Meditation at its core is an exercise in stillness, in quieting the mind to deeply reflect on life and your place in the world. The hope is that the repeated practice of focused introspection will help you to channel out the myriad distractions and manufactured dramas that seem to fill our lives. Unfortunately, for most of us, meditating like this is pretty boring.
Thankfully, there are other ways to meditate that, while maybe not as effective, are still better than not doing it at all. Engaging in fast, repetitive, physical activities like running, bicycling, skating or skiing can trigger a similar sense of reflection by essentially separating our physical selves from our mental processes. The repetitiveness of the activity allows your body to go on autopilot while your brain is free to work through the problems of your conscious (and unconscious) self. The separation is at once freeing, transcendent and kind of creepy (but in a neat way).
The usefulness of this kind of meditation cannot be overestimated in arriving at conclusions to tough problems. So why not create games that invoke just this kind of reaction? While a few titles try, and others accomplish it inadvertently, there seem to be three kinds of approaches developers take, with noticeably different results.
The Nothing Games: BYO Meditation
“This is not a game to be won. Play for experience. Walk and look. There is no goal. There is no story. Simply allow the atmosphere to embrace you. Do not think. Do not want. Just be.” –Bientôt l’été
The first kind of meditation game attempts to mirror the practice of traditional meditation by forcibly provoking deep introspection through the game mechanics and world. Games like Proteus send players into a sparse world with seemingly no objectives, with only the hinted-at goal to explore and quiet your mind. Tale of Tales’ Bientôt l’été begins its similarly sparse experience with a literal mandate to “just be,” even as the few beguiling constructs you encounter beg to be pondered, experimented with and progressed through.
Yet as interesting as some of these games may be, trying to force introspection through an environment is not too different from sitting on a different pillow when giving traditional meditation a shot. They don’t succeed well in creating meditative states because their meditative style, focused introspection, is foiled by what they actually are: active stimuli. Even if not much is happening in-game, the player can still navigate and explore, and the curiosity to see what’s next thwarts any sense of true reflection. Since the benefits of true meditation come by closing every source of stimuli, using this approach doesn’t usually meet with success.
The Focused Relaxers
Next is a class of games that uses more structure, but still maintains a relaxing pace designed to evoke reflection.

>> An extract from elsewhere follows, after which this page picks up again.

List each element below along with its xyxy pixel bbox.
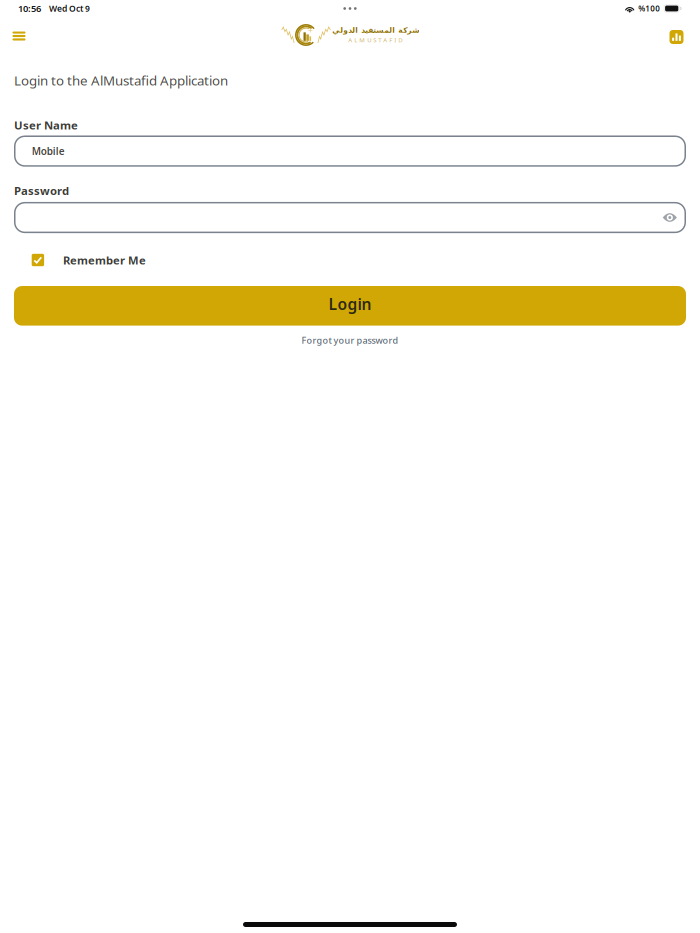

These games can be objective-based, or have goals that are merely suggestions. Titles like Zen Bound, The Endless Forest, Flow, Flower and PixelJunk Eden place the player into relaxing environments with soothing music, and subtly guide them along missions that vary in open-endedness.
Stepping up from the first category, these games present options to the player in terms of possible actions and let them complete sections at their own pace with minimal intrusion. Yet while they do a better job of establishing a sense of flow, the slower pace keeps the player’s physical sense in line with their mental processes, creating more of a sense of serenity and relaxation than meditation and introspection.
The X-Treme Zen Machines
Lastly, there are the fast-paced Zen machines. These kinds of games couldn’t be more different from the previous two groups – they’re fast-paced, objective-focused, are usually linear and demand player concentration to prevent failure. Games like Frequency (and later Amplitude, Guitar Hero and Rock Band), Tetris, Dyad and Rez require a high level of motor skill proficiency to be successfully played.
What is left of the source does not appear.